For Sam Cassato and his family, the move from palliative care to hospice was a comfort, according to Cassato’s daughter, Margaret Lamason. Eight years ago, Cassato was diagnosed with pulmonary fibrosis. The chronic lung disease didn’t dramatically affect him for five years. Then, at age 85—three years ago—things changed.

Lamason, a construction project director and consultant, was working on a job at Midwest and came to know Twaddle. “She (Twaddle) asked me, ‘Do your parents have a plan for what they should do if they find one or the other unresponsive?’” Lamason says. “I knew they had discussed their wishes about what to do at the end, but they hadn’t discussed this. It was an eye-opener for me and my siblings because that was a likely scenario at their age and living by themselves in their home.” (Cassato’s wife Marjorie was 84 at the time.)

The conversations that followed between Twaddle and Cassato and his family were not about a crisis at hand, but about how Cassato wanted to live with his disease at home.

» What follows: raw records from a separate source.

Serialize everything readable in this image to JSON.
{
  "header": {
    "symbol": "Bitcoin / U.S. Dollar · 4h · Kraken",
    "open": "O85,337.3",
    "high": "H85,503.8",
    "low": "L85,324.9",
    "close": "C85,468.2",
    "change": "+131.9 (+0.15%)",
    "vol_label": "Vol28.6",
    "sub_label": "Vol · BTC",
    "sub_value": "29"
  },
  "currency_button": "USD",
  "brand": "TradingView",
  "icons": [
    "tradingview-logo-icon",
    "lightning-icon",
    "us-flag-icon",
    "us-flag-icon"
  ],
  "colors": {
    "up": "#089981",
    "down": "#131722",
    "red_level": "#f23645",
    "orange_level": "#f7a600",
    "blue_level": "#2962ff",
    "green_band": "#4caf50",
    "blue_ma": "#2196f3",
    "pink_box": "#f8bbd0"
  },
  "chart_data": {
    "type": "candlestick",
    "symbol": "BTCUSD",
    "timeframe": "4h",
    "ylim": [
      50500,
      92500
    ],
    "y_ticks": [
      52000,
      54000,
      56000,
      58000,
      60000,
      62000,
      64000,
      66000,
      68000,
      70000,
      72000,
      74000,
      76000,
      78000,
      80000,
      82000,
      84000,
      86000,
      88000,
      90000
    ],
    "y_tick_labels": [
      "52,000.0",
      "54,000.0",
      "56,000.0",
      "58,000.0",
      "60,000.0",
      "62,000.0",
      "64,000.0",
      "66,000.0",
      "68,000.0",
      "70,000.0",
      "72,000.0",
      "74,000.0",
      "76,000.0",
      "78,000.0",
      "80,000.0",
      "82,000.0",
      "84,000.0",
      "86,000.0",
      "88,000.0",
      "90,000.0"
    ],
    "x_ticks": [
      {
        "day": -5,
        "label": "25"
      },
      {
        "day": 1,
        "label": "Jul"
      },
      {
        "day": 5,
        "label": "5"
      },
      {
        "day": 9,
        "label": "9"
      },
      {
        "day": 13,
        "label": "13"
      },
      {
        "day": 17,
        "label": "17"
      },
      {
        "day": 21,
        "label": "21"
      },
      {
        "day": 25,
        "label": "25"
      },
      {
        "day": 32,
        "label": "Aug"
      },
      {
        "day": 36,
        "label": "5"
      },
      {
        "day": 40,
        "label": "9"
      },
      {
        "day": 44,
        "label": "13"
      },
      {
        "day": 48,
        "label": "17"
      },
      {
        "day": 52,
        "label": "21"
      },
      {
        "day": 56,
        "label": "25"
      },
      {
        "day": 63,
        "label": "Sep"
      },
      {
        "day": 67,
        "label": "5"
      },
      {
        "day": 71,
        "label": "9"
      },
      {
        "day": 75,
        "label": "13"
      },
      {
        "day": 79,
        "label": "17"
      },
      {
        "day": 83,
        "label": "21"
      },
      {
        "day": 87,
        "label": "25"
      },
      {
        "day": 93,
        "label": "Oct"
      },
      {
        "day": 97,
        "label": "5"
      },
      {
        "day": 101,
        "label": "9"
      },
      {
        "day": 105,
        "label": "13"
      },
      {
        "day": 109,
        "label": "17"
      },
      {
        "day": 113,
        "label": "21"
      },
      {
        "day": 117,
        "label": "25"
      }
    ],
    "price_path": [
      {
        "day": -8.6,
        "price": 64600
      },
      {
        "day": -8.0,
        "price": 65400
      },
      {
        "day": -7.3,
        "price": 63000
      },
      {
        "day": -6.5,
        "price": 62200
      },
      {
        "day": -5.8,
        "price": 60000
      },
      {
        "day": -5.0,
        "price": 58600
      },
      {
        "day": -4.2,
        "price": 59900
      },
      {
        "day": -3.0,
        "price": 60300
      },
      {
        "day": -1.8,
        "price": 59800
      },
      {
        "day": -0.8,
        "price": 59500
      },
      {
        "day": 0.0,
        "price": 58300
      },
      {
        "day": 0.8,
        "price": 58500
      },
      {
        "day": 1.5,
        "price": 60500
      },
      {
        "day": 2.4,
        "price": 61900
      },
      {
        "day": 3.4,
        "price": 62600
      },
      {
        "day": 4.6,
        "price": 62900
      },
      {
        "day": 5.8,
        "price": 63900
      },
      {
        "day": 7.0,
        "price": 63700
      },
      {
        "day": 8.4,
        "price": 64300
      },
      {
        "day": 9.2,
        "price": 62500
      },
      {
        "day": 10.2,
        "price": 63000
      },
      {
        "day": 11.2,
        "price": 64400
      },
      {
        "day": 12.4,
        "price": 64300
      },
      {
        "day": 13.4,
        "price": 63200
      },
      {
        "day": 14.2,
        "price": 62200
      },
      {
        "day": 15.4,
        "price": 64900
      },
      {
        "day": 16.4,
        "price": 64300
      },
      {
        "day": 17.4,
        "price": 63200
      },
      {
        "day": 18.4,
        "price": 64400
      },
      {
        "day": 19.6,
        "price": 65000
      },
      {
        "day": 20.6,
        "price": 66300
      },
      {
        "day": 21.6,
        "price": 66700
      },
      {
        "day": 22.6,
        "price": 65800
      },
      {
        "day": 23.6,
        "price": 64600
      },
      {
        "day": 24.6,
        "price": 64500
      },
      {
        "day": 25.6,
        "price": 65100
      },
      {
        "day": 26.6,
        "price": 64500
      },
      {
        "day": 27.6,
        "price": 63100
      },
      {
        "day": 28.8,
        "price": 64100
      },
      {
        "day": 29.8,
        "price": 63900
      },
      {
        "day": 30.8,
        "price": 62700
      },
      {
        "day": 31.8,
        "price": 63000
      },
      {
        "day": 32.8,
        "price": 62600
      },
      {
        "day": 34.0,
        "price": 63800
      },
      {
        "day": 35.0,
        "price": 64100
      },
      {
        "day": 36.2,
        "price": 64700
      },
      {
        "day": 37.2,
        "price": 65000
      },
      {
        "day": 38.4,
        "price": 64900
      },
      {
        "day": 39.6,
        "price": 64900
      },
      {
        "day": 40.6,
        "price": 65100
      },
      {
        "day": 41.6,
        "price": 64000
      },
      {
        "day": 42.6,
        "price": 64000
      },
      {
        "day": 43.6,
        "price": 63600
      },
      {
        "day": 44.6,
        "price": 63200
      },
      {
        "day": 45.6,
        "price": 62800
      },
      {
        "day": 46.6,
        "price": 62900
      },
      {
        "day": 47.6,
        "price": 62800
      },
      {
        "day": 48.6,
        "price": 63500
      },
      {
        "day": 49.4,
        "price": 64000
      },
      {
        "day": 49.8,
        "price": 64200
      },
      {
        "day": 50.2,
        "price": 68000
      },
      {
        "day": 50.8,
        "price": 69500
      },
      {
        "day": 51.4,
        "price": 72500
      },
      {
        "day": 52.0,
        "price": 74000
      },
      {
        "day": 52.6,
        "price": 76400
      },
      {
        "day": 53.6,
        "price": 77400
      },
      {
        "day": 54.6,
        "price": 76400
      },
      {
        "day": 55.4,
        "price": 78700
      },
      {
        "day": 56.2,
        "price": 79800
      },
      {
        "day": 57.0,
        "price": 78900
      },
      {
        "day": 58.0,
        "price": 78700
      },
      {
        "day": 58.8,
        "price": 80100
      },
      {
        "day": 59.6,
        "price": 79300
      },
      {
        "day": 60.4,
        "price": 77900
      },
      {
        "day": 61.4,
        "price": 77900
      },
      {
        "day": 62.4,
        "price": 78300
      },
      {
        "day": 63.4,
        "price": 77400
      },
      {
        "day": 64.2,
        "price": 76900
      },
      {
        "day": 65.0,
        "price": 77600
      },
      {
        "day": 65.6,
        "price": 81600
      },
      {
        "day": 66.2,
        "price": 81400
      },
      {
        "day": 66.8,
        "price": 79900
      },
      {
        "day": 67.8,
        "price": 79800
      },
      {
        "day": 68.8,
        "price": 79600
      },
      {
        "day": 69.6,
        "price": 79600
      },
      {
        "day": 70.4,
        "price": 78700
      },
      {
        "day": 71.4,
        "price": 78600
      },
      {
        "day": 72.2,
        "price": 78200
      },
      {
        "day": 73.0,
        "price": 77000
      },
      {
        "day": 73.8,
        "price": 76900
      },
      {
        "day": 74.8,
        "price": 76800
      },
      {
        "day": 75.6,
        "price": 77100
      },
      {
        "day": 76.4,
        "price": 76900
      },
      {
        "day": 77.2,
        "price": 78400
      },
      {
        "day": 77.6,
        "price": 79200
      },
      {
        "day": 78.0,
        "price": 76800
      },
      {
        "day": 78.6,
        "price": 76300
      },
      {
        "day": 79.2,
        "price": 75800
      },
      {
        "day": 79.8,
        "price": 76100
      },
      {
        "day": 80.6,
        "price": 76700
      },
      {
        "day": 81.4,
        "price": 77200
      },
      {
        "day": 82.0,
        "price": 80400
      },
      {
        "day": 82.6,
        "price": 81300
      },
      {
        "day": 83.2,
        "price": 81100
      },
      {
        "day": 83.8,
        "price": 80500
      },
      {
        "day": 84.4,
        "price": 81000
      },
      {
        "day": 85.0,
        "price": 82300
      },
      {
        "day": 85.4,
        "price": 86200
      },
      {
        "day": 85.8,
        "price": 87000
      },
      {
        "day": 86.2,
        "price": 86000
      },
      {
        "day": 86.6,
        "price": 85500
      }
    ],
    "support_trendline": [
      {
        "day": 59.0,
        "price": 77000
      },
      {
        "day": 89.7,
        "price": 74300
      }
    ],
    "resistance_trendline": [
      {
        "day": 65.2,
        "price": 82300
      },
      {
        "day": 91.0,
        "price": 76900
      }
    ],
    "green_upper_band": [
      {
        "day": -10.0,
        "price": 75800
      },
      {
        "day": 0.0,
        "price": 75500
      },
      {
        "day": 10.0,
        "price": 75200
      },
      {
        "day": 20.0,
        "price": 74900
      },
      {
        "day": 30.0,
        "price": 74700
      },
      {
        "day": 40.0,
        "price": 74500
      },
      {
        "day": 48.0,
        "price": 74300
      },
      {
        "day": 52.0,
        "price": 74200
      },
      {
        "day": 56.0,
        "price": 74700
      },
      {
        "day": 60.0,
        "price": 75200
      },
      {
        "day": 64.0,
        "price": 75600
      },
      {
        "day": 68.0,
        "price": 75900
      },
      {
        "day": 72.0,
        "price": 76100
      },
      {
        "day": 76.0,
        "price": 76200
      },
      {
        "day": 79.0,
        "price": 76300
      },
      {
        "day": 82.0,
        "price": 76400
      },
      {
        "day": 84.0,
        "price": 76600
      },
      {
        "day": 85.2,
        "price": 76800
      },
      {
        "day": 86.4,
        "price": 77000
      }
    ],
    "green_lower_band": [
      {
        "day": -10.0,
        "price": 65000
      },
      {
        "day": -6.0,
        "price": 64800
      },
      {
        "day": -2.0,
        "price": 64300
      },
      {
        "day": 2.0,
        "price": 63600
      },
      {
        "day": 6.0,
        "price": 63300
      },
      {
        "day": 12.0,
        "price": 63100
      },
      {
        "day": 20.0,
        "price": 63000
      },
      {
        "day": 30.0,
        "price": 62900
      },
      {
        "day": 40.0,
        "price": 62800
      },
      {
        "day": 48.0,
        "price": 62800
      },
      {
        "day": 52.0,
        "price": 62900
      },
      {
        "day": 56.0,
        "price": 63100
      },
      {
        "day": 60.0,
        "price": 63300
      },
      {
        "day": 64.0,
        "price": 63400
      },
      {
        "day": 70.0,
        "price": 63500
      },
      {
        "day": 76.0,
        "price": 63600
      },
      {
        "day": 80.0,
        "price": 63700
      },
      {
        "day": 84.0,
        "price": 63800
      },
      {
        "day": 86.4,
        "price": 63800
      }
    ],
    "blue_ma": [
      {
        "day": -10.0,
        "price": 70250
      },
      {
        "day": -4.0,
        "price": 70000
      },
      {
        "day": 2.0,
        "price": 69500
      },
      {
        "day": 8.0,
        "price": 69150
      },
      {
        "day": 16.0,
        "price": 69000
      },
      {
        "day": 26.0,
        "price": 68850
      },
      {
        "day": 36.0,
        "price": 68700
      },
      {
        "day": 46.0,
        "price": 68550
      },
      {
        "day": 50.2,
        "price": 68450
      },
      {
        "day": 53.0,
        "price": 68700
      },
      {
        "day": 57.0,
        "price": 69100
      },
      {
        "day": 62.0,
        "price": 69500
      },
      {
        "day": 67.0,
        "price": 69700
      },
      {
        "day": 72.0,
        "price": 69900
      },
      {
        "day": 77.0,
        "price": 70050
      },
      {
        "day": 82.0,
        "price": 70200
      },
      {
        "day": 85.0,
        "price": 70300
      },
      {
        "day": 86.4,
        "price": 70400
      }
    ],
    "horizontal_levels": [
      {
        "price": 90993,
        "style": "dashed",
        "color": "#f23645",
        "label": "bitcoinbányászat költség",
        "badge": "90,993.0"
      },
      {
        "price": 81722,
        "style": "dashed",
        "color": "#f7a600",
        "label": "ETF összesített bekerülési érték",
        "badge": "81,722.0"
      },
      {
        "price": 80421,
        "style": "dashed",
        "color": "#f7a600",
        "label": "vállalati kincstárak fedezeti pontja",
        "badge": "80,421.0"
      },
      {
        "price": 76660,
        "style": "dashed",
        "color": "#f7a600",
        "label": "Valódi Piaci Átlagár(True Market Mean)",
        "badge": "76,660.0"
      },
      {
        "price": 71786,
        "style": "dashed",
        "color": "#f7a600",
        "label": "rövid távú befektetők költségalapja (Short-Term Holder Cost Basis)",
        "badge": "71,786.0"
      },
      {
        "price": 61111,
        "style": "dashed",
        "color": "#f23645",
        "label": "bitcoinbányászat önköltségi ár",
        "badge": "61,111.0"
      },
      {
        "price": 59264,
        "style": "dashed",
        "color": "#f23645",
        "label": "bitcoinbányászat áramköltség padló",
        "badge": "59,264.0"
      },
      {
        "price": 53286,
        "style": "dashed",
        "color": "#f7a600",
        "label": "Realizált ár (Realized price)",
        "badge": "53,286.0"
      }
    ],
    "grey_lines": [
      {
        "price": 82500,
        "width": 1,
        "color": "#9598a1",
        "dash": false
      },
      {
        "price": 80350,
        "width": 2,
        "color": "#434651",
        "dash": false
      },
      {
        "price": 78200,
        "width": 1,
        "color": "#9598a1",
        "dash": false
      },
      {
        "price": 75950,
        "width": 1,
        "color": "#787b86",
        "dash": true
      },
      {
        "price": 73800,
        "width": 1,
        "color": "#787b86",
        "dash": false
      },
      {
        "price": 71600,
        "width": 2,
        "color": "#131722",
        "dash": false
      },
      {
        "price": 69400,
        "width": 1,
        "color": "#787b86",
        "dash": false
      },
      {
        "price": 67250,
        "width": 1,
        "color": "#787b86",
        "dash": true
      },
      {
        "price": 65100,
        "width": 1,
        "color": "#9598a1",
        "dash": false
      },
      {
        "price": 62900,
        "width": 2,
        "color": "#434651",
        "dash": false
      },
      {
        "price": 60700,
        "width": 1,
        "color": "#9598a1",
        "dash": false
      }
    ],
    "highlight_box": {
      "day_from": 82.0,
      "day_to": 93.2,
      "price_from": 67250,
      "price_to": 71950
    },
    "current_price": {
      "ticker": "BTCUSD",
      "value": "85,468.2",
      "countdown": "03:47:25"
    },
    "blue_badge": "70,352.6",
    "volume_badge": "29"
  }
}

At every step of the way, Twaddle and the palliative care team worked in tandem with Cassato’s other doctors and with him to maintain the most active and normal lifestyle despite any treatments.

By January 2012, Twaddle noticed a decline in Cassato’s condition and began seeing him more regularly. “He was concerned about my mom [how she would get by],” Lamason says. “And at one point, Dr. Twaddle suggested we consider transferring to hospice care. That started last June.

“At the time, we all thought he had six months to live, which we took as a blow—it was tough to hear that diagnosis. But it became a huge gift to [have direction and structure as we started] recognizing that the decline was going to continue.”

Even though in hospice care, Cassato remained fairly active. He couldn’t drive anymore, but he would get showered and dressed every day even if the time out of bed was limited. He wanted to live a normal life while at home, his daughter says. But eventually, even the simplest tasks became too much for him physically, and Cassato was moved into the Marshak Family Hospice Pavilion at Midwest. He was there for 12 days with members of his large family (7 kids, 21 grandkids and 5 great-grandkids) by his side at all times. Then in late May, after being in hospice for nearly a year, Sam Cassato passed away in the night, with his eldest son by his bedside. He was 88.

“I think my dad lived as long as he did because he was in hospice,” says Lamason. “He knew that stress [affected] his health, and the objective was to reduce his stress. He was given a gift of life because had we not known [his condition] that early, I don’t think his stress would have been managed, and he would have declined quicker.

“The misconception is that people call hospice when they throw in the towel and are ready to die. Nothing could be further from the truth for us. He had the desired outcome of having a wonderful, peaceful death instead of fearing it,” she says. “We’re all thankful.”